« Jamais je n’ai pensé qu’en devenant agricultrice, je devrais avoir un avocat. » En six ans, l’éleveuse Nicoline Pauliout a fait l’objet de huit plaintes, toutes ont été classées sans suite. Les bruits et les odeurs de la ferme, un brin de paille sur la route…, tout est bon pour récriminer. Au cœur de la zizanie avec ses voisins, se dresse un bâtiment agricole. L’éleveuse a racheté une ferme à Champsac, en Haute-Vienne, en 2016.
« C’était un bâtiment un peu abandonné. Quand je suis arrivée, le site était devenu industriel, mais à la base, il était bien agricole. Nous avons eu la chance de pouvoir le « ramener » en espace agricole ». Les ennuis ont alors commencé avec les voisins : passage de l’huissier, tests sonores, convocation au tribunal…
Et le malaise s’est installé : « À un moment donné, je ne me sentais pas bien à la maison. J’avais le sentiment d’être observée en continu ». Les tentatives de dialogue ont échoué : « J’essaie de comprendre… Mais comment peut-on penser que tout ce qui nous entoure, nous appartient ? Je fais mon boulot. Je ne sais pas comment j’aurais pu éviter cela ».
Expliquer le métier
Le cas de Nicoline Pauliout a convaincu la chambre d’agriculture de Haute-Vienne de publier, en décembre 2021, un «guide de bon voisinage. « […] Bruits, poussières, odeurs, présence d'insectes, passage d'engins agricoles, traitements phytosanitaires, épandage d'effluents d'élevage... L'expérience montre que les conflits de voisinages liés à ces aspects, obligatoirement générés par les activités agricoles, se multiplient.

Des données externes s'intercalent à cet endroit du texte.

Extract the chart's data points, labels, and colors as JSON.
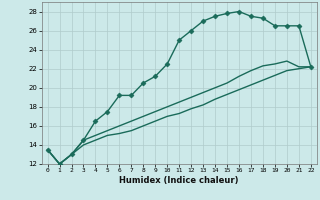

Ils sont difficiles à gérer et entravent l'exercice des activités agricoles et leur pérennité », prévient l’organisme. À destination des élus locaux et des citoyens, le document vise à faire comprendre les métiers de l’agriculture et à faciliter le dialogue. Il est également transmis aux notaires et aux agences immobilières « pour informer les nouveaux acquéreurs des contraintes liées aux activités agricoles se situant à proximité de leur habitation ». Une carte des producteurs locaux y est aussi proposée, en plus des travaux par saison.
Trouver des médiateurs
Face à la recrudescence des altercations entre voisins, la mairie de Champsac a dû s’adjoindre les services d’un avocat. À Meslay-du-Maine, le maire Christian Boulay est lui-même amené à jouer de plus en plus les conciliateurs. « Je suis très souvent confronté à des problèmes de voisinage. Les conflits surviennent pour des choses relatives : des tailles de haies qui ne sont pas faites, des chiens qui aboient...
J’ai très peu de souci mettant en cause le monde agricole ». Une unité de méthanisation a vu le jour sans susciter de contentieux, sur le territoire. « J’étais élu à l’époque, je ne connaissais rien à cette énergie. L’équipe municipale s’y est intéressée. Nous voulions d’abord comprendre le sujet, puis on a accompagné les agriculteurs. On a facilité les mises en relation ».
Sensibiliser les nouveaux arrivants
Dans la commune de Beaumont-de- Lomagne, située à une cinquantaine de kilomètres de Toulouse, les conflits de voisinage se sont multipliés avec l’arrivée de nouveaux habitants venus le plus souvent de la ville. En 2019, la municipalité a ainsi fait installer des panneaux en bord de route, pour faire connaître les bruits et les activités de la campagne.
La commune de Bolazec, dans le Finistère, a pris la même option en décembre 2020. Mais le ton tranchant du discours a créé la controverse et divisé les habitants. « Si vous ne supportez pas cette campagne-là, avec ses bruits et ses odeurs, vous n’êtes pas au bon endroit ! ».
Associer les voisins
Dans le département de la Dordogne, « nous avons organisé des rencontres dans toutes les communautés de communes, avec la FNSEA et JA, se souvient Jean-Philippe Granger, président de la chambre d’agriculture du département. Nous avons construit avec les élus et les citoyens une charte de bon voisinage incluant les traitements et le savoir-vivre ensemble.
Validé en préfecture, le document a été rendu caduque par le conseil d’État qui estimait qu’elle n’allait pas assez loin. Au final, on va moins loin que ce qu’imposait la charte ». Pour Éric Forgeneuf, éleveur et maire de Saint-Estèphe, en Gironde, le dialogue et une charte de bon voisinage peuvent éviter les contentieux. Mais il faut une loi, estime-t-il, car celui qui ne signe pas la charte peut toujours s’y opposer.